Los tres nos reímos, sí, yo también, porque cuando te quedas aquí mucho tiempo y estás con tu corazón y tu mente, sin dejar que el segundo gane al primero, pero sin dejarlo de lado, te contaminas con esta cultura y uno entiende la diferencia sin tratar de superponerse (o incluso someterse a ella), sino simplemente vivirla como ellos la viven.

Esto Rachel lo había entendido muy bien, pero su asombro se mantuvo ante una dulzura de maneras a pesar de la dureza de la vida debido a una injusticia continua. Se preguntaba cómo era posible que el mundo y, en particular, su país, los Estados Unidos, aceptaran los crímenes israelíes contra esta población guardando silencio o incluso apoyando a Israel. Habría pagado por su compromiso y su asombro con su vida e, incluso después de su asesinato, habría sufrido una especie de «destrucción del cadáver» por parte de los tribunales israelíes que la habrían responsabilizado de su propia muerte porque se atrevió a oponerse a la ejecución de una orden del estado canalla que el mundo abraza llamándola democrática.

Raquel permaneció en el corazón del mundo justo. Junto a ella, otros mártires, palestinos e internacionales un día serán recordados y respetados y sus nombres representarán para siempre la vergüenza del estado judío y sus numerosos partidarios. Lo saben muy bien aquellos israelíes y aquellos judíos no israelíes que hoy se avergüenzan de Israel como los antifascistas italianos y los anti-nazis alemanes se avergonzaban de sus países.

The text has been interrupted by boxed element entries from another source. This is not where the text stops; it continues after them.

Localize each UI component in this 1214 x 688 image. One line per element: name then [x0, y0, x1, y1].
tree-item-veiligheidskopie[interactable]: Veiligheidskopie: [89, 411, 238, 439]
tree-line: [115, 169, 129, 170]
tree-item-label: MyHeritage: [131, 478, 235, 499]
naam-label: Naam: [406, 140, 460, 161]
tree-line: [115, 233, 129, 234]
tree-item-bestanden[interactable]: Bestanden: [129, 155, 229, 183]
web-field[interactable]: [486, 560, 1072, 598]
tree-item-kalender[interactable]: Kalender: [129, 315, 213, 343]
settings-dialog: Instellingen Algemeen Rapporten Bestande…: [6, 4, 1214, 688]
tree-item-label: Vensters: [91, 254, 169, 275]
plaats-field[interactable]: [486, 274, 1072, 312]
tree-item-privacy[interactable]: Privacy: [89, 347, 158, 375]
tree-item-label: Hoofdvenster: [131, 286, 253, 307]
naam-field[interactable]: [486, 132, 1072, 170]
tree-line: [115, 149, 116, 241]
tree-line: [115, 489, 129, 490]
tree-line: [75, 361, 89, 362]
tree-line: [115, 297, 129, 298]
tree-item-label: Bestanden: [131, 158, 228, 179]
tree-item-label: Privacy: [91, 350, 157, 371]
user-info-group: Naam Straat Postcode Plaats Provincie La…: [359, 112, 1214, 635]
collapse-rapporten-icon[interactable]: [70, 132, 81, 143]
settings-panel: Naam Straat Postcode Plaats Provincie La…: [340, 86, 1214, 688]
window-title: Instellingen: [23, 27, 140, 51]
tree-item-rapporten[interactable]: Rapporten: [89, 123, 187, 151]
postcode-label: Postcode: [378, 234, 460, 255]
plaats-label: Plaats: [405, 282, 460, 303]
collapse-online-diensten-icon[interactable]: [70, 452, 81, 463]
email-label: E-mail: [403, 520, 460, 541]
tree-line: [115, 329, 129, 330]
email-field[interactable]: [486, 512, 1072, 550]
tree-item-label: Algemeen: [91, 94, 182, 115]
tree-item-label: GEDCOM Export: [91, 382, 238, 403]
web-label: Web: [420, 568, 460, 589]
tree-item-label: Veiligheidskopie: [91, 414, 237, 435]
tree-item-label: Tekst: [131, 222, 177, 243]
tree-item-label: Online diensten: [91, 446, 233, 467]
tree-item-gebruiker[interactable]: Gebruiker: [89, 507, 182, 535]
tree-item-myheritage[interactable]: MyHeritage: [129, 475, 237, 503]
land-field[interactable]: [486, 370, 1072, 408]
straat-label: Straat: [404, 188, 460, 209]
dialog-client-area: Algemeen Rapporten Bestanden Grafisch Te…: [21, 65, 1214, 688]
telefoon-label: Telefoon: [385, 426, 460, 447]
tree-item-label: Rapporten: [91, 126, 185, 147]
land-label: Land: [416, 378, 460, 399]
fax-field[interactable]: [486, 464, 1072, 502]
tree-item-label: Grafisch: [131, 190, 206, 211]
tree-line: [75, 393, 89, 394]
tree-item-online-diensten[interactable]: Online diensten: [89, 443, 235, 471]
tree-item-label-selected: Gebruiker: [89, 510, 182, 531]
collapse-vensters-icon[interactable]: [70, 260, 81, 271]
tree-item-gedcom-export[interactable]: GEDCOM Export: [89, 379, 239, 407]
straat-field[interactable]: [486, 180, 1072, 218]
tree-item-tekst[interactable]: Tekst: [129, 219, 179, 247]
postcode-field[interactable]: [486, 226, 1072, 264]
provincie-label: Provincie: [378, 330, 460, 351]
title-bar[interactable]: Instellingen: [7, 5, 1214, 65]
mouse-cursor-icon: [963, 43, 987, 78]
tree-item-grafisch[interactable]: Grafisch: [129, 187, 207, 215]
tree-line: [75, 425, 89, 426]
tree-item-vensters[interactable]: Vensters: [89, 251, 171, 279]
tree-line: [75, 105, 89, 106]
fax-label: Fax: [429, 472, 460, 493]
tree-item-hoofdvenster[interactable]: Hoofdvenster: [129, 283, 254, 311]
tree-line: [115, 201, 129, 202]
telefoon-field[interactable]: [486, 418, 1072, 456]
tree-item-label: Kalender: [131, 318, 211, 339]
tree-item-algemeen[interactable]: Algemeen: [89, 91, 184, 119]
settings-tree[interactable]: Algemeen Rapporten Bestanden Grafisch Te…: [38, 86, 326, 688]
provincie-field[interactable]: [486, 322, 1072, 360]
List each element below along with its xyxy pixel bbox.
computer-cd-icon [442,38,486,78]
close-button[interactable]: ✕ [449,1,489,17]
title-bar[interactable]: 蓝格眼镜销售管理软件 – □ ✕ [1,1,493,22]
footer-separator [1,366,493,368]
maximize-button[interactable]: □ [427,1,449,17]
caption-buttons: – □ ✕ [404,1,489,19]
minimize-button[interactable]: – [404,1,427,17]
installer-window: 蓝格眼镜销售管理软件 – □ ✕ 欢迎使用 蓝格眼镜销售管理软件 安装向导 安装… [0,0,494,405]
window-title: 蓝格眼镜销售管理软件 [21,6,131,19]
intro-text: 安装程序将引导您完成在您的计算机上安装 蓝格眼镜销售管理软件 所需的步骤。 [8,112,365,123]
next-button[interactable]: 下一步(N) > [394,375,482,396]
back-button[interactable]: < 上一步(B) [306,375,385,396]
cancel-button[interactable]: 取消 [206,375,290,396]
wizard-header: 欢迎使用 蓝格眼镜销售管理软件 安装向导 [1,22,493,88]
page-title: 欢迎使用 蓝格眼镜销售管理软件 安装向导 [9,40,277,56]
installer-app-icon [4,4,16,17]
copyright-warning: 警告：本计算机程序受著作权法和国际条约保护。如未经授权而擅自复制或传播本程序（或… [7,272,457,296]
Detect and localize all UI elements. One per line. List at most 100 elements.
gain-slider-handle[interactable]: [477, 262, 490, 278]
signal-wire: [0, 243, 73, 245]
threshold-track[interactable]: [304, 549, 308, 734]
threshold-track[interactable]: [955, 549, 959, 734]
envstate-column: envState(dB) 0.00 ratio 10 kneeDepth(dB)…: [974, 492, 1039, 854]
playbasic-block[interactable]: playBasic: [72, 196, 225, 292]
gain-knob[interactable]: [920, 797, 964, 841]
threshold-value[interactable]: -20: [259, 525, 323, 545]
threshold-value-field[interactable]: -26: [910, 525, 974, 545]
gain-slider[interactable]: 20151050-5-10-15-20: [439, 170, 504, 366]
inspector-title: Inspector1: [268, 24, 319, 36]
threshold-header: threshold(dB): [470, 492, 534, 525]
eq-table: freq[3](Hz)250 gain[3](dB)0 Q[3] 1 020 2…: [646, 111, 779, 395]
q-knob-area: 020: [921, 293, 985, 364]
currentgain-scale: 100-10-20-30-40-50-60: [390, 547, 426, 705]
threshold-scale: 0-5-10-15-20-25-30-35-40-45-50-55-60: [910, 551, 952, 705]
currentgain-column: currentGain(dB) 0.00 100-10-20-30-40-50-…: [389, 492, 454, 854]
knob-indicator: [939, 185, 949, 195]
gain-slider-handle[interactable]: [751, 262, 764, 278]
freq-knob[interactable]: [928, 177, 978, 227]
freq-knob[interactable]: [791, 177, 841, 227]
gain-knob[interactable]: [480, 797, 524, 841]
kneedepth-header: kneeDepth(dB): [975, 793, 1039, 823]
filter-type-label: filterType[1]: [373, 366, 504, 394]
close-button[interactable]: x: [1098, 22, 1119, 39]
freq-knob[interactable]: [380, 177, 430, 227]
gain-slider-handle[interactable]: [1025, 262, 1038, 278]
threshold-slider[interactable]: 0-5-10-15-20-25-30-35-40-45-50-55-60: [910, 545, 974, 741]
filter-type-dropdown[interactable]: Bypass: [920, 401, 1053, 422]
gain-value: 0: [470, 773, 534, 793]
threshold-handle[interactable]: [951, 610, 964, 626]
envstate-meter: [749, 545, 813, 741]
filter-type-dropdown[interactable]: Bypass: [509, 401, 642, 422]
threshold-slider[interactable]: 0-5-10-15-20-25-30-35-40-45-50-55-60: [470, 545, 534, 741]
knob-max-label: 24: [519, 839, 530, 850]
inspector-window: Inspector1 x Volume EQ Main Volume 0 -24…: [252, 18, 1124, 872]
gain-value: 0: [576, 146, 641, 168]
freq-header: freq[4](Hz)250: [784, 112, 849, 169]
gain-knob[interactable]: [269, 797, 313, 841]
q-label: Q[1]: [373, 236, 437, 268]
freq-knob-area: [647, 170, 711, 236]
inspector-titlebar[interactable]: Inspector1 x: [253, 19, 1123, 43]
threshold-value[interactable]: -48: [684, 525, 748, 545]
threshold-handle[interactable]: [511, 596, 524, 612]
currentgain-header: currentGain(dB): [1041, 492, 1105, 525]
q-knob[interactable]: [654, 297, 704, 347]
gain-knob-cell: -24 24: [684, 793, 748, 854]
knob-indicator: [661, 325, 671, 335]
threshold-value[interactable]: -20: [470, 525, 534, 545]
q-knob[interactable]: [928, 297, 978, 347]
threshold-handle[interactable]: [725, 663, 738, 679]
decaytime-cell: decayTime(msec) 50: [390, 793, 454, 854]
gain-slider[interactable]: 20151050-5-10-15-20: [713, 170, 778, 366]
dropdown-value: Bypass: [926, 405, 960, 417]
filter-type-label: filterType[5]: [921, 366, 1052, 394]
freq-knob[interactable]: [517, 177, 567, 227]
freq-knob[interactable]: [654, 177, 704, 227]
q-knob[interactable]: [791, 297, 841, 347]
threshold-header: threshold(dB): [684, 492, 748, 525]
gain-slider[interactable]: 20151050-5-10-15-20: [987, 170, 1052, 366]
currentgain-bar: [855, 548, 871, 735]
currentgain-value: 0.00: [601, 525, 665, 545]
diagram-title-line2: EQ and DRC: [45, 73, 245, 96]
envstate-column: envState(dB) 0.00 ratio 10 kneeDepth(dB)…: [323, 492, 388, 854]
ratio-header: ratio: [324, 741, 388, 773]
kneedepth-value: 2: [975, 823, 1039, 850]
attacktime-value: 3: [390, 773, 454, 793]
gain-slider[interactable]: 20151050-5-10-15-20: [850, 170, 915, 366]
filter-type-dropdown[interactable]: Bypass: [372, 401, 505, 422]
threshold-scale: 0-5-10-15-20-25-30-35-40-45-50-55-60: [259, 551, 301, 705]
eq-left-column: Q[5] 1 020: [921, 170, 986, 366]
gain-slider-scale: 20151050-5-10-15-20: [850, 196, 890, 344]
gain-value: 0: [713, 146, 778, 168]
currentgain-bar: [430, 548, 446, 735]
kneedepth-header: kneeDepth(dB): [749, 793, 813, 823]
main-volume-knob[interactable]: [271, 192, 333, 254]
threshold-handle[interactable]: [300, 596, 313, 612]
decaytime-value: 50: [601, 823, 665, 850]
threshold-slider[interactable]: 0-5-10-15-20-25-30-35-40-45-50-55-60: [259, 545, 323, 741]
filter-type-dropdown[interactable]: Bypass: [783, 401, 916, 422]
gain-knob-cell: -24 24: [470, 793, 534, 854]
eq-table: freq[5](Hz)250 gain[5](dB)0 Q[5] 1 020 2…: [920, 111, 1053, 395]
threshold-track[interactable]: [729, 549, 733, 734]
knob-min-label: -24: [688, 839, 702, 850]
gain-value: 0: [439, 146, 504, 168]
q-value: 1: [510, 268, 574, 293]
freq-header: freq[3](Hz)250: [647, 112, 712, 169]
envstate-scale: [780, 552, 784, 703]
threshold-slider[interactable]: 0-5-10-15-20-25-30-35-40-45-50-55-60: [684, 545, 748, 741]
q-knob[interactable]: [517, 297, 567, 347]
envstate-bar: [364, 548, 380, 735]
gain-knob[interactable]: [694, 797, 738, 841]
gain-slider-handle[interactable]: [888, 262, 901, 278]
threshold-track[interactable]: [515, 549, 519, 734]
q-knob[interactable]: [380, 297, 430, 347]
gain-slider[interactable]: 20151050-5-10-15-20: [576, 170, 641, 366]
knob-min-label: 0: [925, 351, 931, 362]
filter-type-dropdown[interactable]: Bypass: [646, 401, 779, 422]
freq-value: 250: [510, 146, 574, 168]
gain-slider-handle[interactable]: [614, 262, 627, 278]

La historia es dinámica a la par con la vida, y hoy, al igual que decenas y decenas de miles de activistas de los derechos humanos, honro la memoria de Rachel Corrie haciendo mías sus propias palabras y mirando alrededor de esta franja de tierra donde Israel continúa cosechando víctimas sin poder aplastar la resistencia de la vida que brota incluso bajo las bombas.

Chao Rachel, tu sacrificio no habrá sido en vano.